05/08/2019 19:24

Taxa de homicídio é baixa, mas MS peca no socioeconômico

Estado tem a quarta menor taxa de atendimento escolar para adolescentes entre 15 e 17 anos

Tainá Jara
Ipea colocada adolescentes como foco de políticas de enfrentamento a criminalidade (Foto: Marina Pacheco)Ipea colocada adolescentes como foco de políticas de enfrentamento a criminalidade (Foto: Marina Pacheco)

Embora esteja entre os 10 estados com a menor taxa estimada de homicídios do País, Mato Grosso do Sul peca nas condições socieconômicas. Conforme o Atlas da Violência Retratos dos Municípios Brasileiros 2019, divulgado nesta segunda-feira pelo Ipea (Instituto de Pesquisa Econômica Aplicada), o Estado tem a quarta menor taxa de atendimento escolar a população de 15 a 17 anos.
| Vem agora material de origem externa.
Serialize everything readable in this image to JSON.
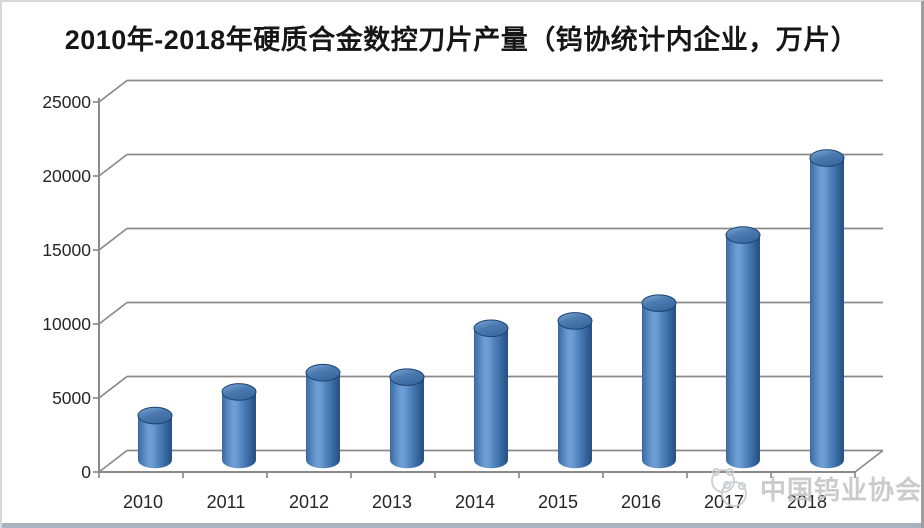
{
  "title": {
    "text": "2010年-2018年硬质合金数控刀片产量（钨协统计内企业，万片）"
  },
  "watermark": {
    "text": "中国钨业协会",
    "logo": "association-panda-logo",
    "color": "#c3c3c3"
  },
  "chart_data": {
    "type": "bar",
    "style_3d": "cylinder",
    "title": "2010年-2018年硬质合金数控刀片产量（钨协统计内企业，万片）",
    "unit": "万片",
    "categories": [
      "2010",
      "2011",
      "2012",
      "2013",
      "2014",
      "2015",
      "2016",
      "2017",
      "2018"
    ],
    "values": [
      3000,
      4600,
      5900,
      5600,
      8900,
      9400,
      10600,
      15200,
      20400
    ],
    "xlabel": "",
    "ylabel": "",
    "ylim": [
      0,
      25000
    ],
    "yticks": [
      0,
      5000,
      10000,
      15000,
      20000,
      25000
    ],
    "ytick_labels": [
      "0",
      "5000",
      "10000",
      "15000",
      "20000",
      "25000"
    ],
    "grid": true,
    "legend": false,
    "bar_color": "#4f81bd",
    "axis_color": "#8a8a8a",
    "label_color": "#262626"
  }
}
Conforme o estudo, a taxa de adolescentes sem estudar é de 77,55 para cada 100 mil habitantes. O Estado fica na frente apenas do Amazonas, cuja taxa é de 76,4; Roraima, com taxa é de 74,6; e Acre, onde o número é de 73,9. Considerando a região centro-oeste, o índice é o mais baixo. Mato Grosso registra taxa de 80,3, Goiás de 82,5 e 88,4 no Distrito Federal.

A articulação de dados da violência com indicadores socioeconômicos pode servir de base para traçar estratégias para melhorar os índices do Estado. Diante da taxa relacionada a educação de adolescentes constatada no Estado, o Ipea sugere que esse deve ser um dos focos em programas de enfrentamento a criminalidade.
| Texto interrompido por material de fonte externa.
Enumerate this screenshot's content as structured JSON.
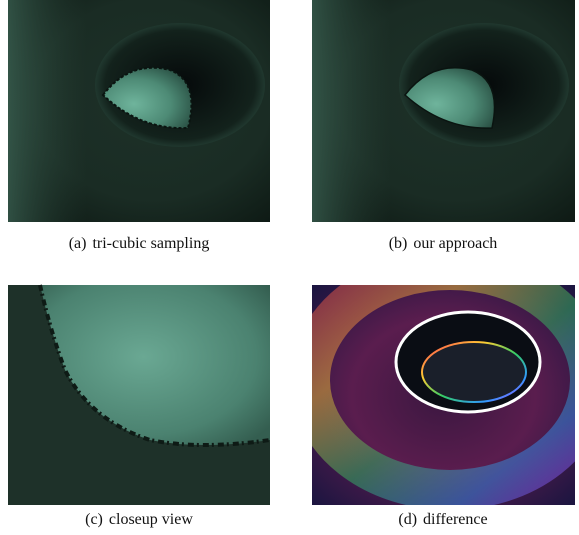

Mato Grosso do Sul também está entre os 10 do País com maior número de meninas entre 10 e 17 anos que tiveram filhos, 10,8%. É o maior índice do centro-oeste. No recorte por região, é também o maior em índice de pessoas entre 15 a 24 anos que não estudam nem trabalham e são vulneráveis à pobreza, 12,3% da população.
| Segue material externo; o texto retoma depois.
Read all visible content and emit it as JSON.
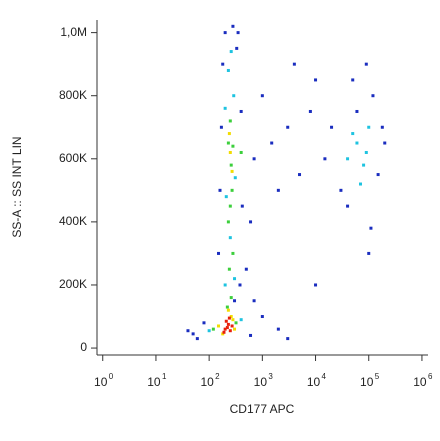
{
  "chart_data": {
    "type": "scatter",
    "x_label": "CD177 APC",
    "y_label": "SS-A :: SS INT LIN",
    "x_scale": "log",
    "xlim": [
      0.78,
      1300000
    ],
    "xticks": [
      {
        "value": 1,
        "label": "10",
        "sup": "0"
      },
      {
        "value": 10,
        "label": "10",
        "sup": "1"
      },
      {
        "value": 100,
        "label": "10",
        "sup": "2"
      },
      {
        "value": 1000,
        "label": "10",
        "sup": "3"
      },
      {
        "value": 10000,
        "label": "10",
        "sup": "4"
      },
      {
        "value": 100000,
        "label": "10",
        "sup": "5"
      },
      {
        "value": 1000000,
        "label": "10",
        "sup": "6"
      }
    ],
    "ylim": [
      -22000,
      1040000
    ],
    "yticks": [
      0,
      {
        "value": 200000,
        "label": "200K"
      },
      {
        "value": 400000,
        "label": "400K"
      },
      {
        "value": 600000,
        "label": "600K"
      },
      {
        "value": 800000,
        "label": "800K"
      },
      {
        "value": 1000000,
        "label": "1,0M"
      }
    ],
    "series": [
      {
        "color": "#1a2dbf",
        "x": [
          180,
          330,
          280,
          350,
          170,
          400,
          150,
          380,
          160,
          420,
          200,
          300,
          700,
          1500,
          3000,
          1000,
          5000,
          8000,
          2000,
          10000,
          15000,
          4000,
          20000,
          600,
          30000,
          120000,
          150000,
          200000,
          40000,
          90000,
          60000,
          180000,
          110000,
          50000,
          60,
          80,
          50,
          600,
          1000,
          2000,
          700,
          10000,
          100000,
          3000,
          500,
          40
        ],
        "values": [
          900000,
          950000,
          1020000,
          1000000,
          700000,
          750000,
          300000,
          200000,
          500000,
          450000,
          1000000,
          150000,
          600000,
          650000,
          700000,
          800000,
          550000,
          750000,
          500000,
          850000,
          600000,
          900000,
          700000,
          400000,
          500000,
          800000,
          550000,
          650000,
          450000,
          900000,
          750000,
          700000,
          380000,
          850000,
          30000,
          80000,
          45000,
          40000,
          100000,
          60000,
          150000,
          200000,
          300000,
          30000,
          250000,
          55000
        ]
      },
      {
        "color": "#1ec3e0",
        "x": [
          200,
          300,
          250,
          210,
          310,
          200,
          290,
          230,
          260,
          40000,
          60000,
          80000,
          100000,
          70000,
          50000,
          90000,
          100,
          400
        ],
        "values": [
          200000,
          220000,
          350000,
          480000,
          540000,
          760000,
          800000,
          880000,
          940000,
          600000,
          650000,
          580000,
          700000,
          520000,
          680000,
          620000,
          55000,
          90000
        ]
      },
      {
        "color": "#3ccf3c",
        "x": [
          220,
          260,
          240,
          280,
          230,
          250,
          270,
          260,
          230,
          250,
          280,
          120,
          320,
          400
        ],
        "values": [
          130000,
          160000,
          250000,
          300000,
          400000,
          450000,
          500000,
          580000,
          650000,
          720000,
          640000,
          60000,
          80000,
          620000
        ]
      },
      {
        "color": "#f2dc00",
        "x": [
          180,
          300,
          260,
          150,
          280,
          230,
          250,
          270,
          240
        ],
        "values": [
          45000,
          60000,
          100000,
          70000,
          90000,
          120000,
          620000,
          560000,
          680000
        ]
      },
      {
        "color": "#e8200c",
        "x": [
          200,
          230,
          250,
          210,
          270,
          190,
          240,
          220
        ],
        "values": [
          60000,
          75000,
          55000,
          85000,
          70000,
          50000,
          95000,
          65000
        ]
      }
    ]
  }
}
O Estado também perde em relação aos outros estados do centro-oeste no porcentual de crianças pobres, 23,2%; de crianças vulneráveis à pobreza, 51,1%; e em população de pessoas que dividem o domicílio com mais de duas pessoas, 26,1%.

O levantamento do Ipea analisou 310 municípios brasileiros com mais de 100 mil habitantes em 2017 e fez um recorte regionalizado da violência no país. Os indicadores socioeconômicos se referem ao ano de 2010 e foram calculados tomando como base o censo demográfico do IBGE (Instituto Brasileiro de Geografia e Estatística).

 

Menos violenta - De acordo com o estudo, Campo Grande (18,8) era a segunda capital menos violenta do país, em 2017. Os municípios com maiores índices de violência letal no estado do Mato Grosso do Sul situavam-se na mesorregião do sudoeste, nos territórios que fazem fronteira com o Paraguai.

“Essa região tem uma fronteira de 1.300 km com aquele país, por onde passam três rodovias federais (BR-267; BR-463 e BR-060) e é conhecida por ser uma das entradas de drogas e armamentos para o Brasil”, destaca o estudo.

Os municípios com maiores taxas de homicídio nesse espaço geográfico eram Paranhos (91,3), Antônio João (90,8), Ponta Porã (48,0) e Itaquiraí (67,8). “Ponta Porã, o município vizinho à cidade paraguaia de Pedro Juan Caballero, tem uma posição estratégica como entreposto do narcotráfico internacional de drogas e esteve exposta nos jornais quando, em 15 de junho de 2016, o traficante Jorge Rafaat Toumani foi morto cinematograficamente na cidade paraguaia, no enredo pela disputa com o PCC pelo controle da fronteira”.